A single person did not create the Internet that we know and use today. Below is a listing of different people who have helped contribute to and develop the Internet.
The initial idea of the Internet is credited to Leonard Kleinrock after he published his first paper entitled “Information Flow in Large Communication Nets” on May 31, 1961.
In 1962, J.C.R. Licklider became the first Director of IPTO and gave his vision of a galactic network. Also, with ideas from Licklider and Kleinrock, Robert Taylor helped create the idea of the network that later became ARPANET.
The Internet as we know it today first started being developed in the late 1960’s in California in the United States.

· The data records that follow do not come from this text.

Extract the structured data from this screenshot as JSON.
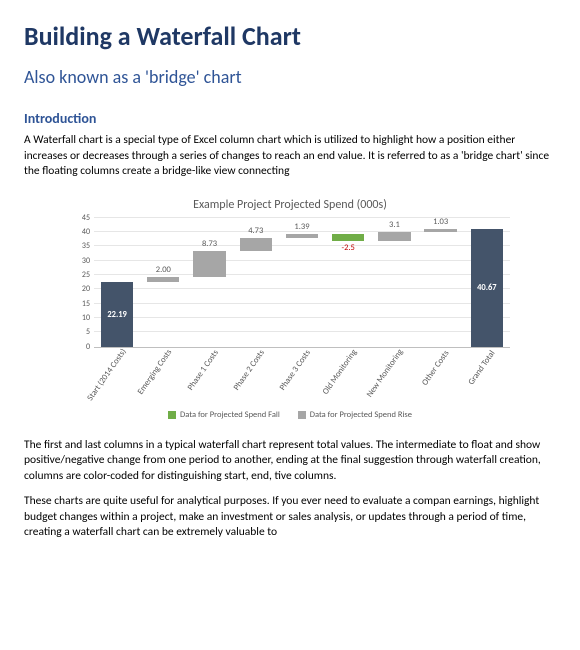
{
  "doc": {
    "title": "Building a Waterfall Chart",
    "subtitle": "Also known as a 'bridge' chart",
    "section_head": "Introduction",
    "para1": "A Waterfall chart is a special type of Excel column chart which is utilized to highlight how a position either increases or decreases through a series of changes to reach an end value. It is referred to as a 'bridge chart' since the floating columns create a bridge-like view connecting",
    "para2": "The first and last columns in a typical waterfall chart represent total values. The intermediate to float and show positive/negative change from one period to another, ending at the final suggestion through waterfall creation, columns are color-coded for distinguishing start, end, tive columns.",
    "para3": "These charts are quite useful for analytical purposes. If you ever need to evaluate a compan earnings, highlight budget changes within a project, make an investment or sales analysis, or updates through a period of time, creating a waterfall chart can be extremely valuable to"
  },
  "chart": {
    "title": "Example Project Projected Spend (000s)",
    "y_max": 45,
    "y_step": 5,
    "categories": [
      "Start (2014 Costs)",
      "Emerging Costs",
      "Phase 1 Costs",
      "Phase 2 Costs",
      "Phase 3 Costs",
      "Old Monitoring",
      "New Monitoring",
      "Other Costs",
      "Grand Total"
    ],
    "bars": [
      {
        "type": "pillar",
        "base": 0,
        "value": 22.19,
        "label": "22.19",
        "label_pos": "inside"
      },
      {
        "type": "rise",
        "base": 22.19,
        "value": 2.0,
        "label": "2.00",
        "label_pos": "above"
      },
      {
        "type": "rise",
        "base": 24.19,
        "value": 8.73,
        "label": "8.73",
        "label_pos": "above"
      },
      {
        "type": "rise",
        "base": 32.92,
        "value": 4.73,
        "label": "4.73",
        "label_pos": "above"
      },
      {
        "type": "rise",
        "base": 37.65,
        "value": 1.39,
        "label": "1.39",
        "label_pos": "above"
      },
      {
        "type": "fall",
        "base": 36.54,
        "value": 2.5,
        "label": "-2.5",
        "label_pos": "below-neg"
      },
      {
        "type": "rise",
        "base": 36.54,
        "value": 3.1,
        "label": "3.1",
        "label_pos": "above"
      },
      {
        "type": "rise",
        "base": 39.64,
        "value": 1.03,
        "label": "1.03",
        "label_pos": "above"
      },
      {
        "type": "pillar",
        "base": 0,
        "value": 40.67,
        "label": "40.67",
        "label_pos": "inside"
      }
    ],
    "colors": {
      "pillar": "#44546a",
      "rise": "#a6a6a6",
      "fall": "#70ad47",
      "grid": "#e6e6e6",
      "axis_text": "#595959",
      "neg_label": "#c00000"
    },
    "legend": {
      "fall": "Data for Projected Spend Fall",
      "rise": "Data for Projected Spend Rise"
    }
  }
}
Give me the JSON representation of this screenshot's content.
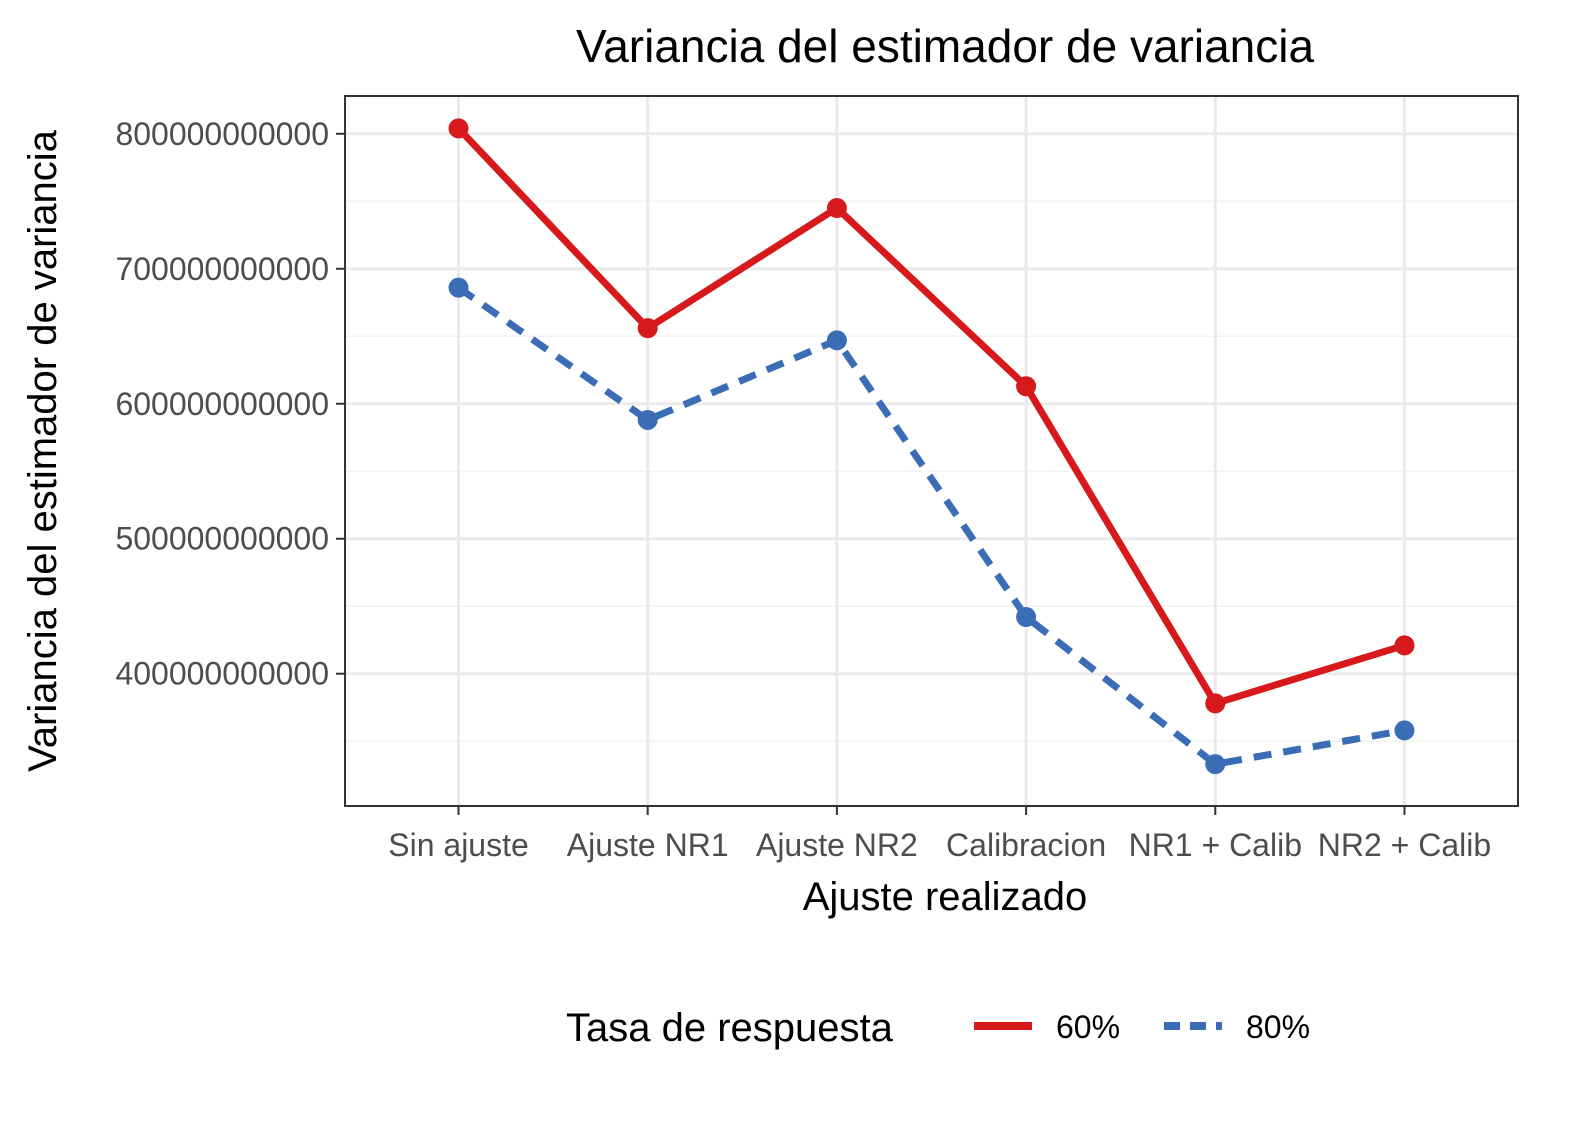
{
  "chart_data": {
    "type": "line",
    "title": "Variancia del estimador de variancia",
    "xlabel": "Ajuste realizado",
    "ylabel": "Variancia del estimador de variancia",
    "categories": [
      "Sin ajuste",
      "Ajuste NR1",
      "Ajuste NR2",
      "Calibracion",
      "NR1 + Calib",
      "NR2 + Calib"
    ],
    "y_ticks": [
      400000000000,
      500000000000,
      600000000000,
      700000000000,
      800000000000
    ],
    "y_tick_labels": [
      "400000000000",
      "500000000000",
      "600000000000",
      "700000000000",
      "800000000000"
    ],
    "ylim": [
      302000000000,
      828000000000
    ],
    "grid": true,
    "legend": {
      "title": "Tasa de respuesta",
      "position": "bottom"
    },
    "series": [
      {
        "name": "60%",
        "color": "#d7191c",
        "line_style": "solid",
        "values": [
          804000000000,
          656000000000,
          745000000000,
          613000000000,
          378000000000,
          421000000000
        ]
      },
      {
        "name": "80%",
        "color": "#3a6db5",
        "line_style": "dashed",
        "values": [
          686000000000,
          588000000000,
          647000000000,
          442000000000,
          333000000000,
          358000000000
        ]
      }
    ]
  }
}
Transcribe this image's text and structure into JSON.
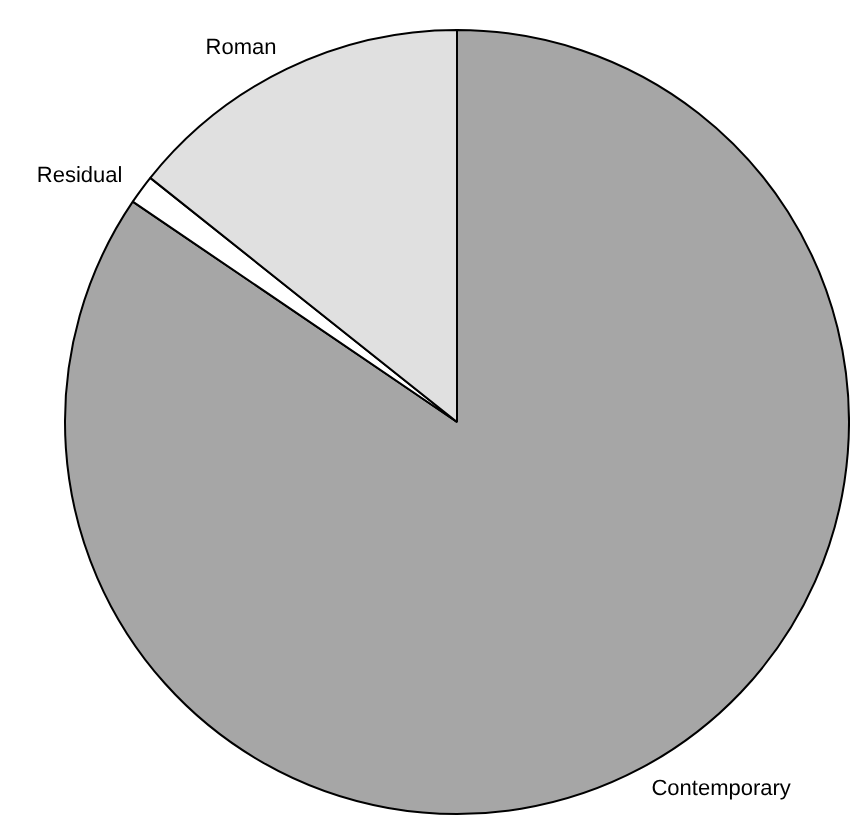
{
  "chart_data": {
    "type": "pie",
    "categories": [
      "Contemporary",
      "Residual",
      "Roman"
    ],
    "values": [
      84.5,
      1.2,
      14.3
    ],
    "colors": [
      "#a6a6a6",
      "#ffffff",
      "#e0e0e0"
    ]
  }
}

In the summer of 1968, the Network Working Group (NWG) held its first meeting, chaired by Elmer Shapiro, at the Stanford Research Institute (SRI). Other attendees included Steve Carr, Steve Crocker, Jeff Rulifson, and Ron Stoughton. In the meeting, the group discussed solving issues related to getting hosts to communicate with each other.
In December 1968, Elmer Shapiro with SRI released a report “A Study of Computer Network Design Parameters.” Based on this work and earlier work done by Paul Baran, Thomas Marill and others, Lawrence Roberts and Barry Wessler created the Interface Message Processor (IMP) specifications. Bolt Beranek and Newman, Inc. (BBN) was later awarded the contract to design and build the IMP subnetwork.
General public learns about Internet
The UCLA (University of California, Los Angeles) put out a press release introducing the public to the Internet on July 3, 1969.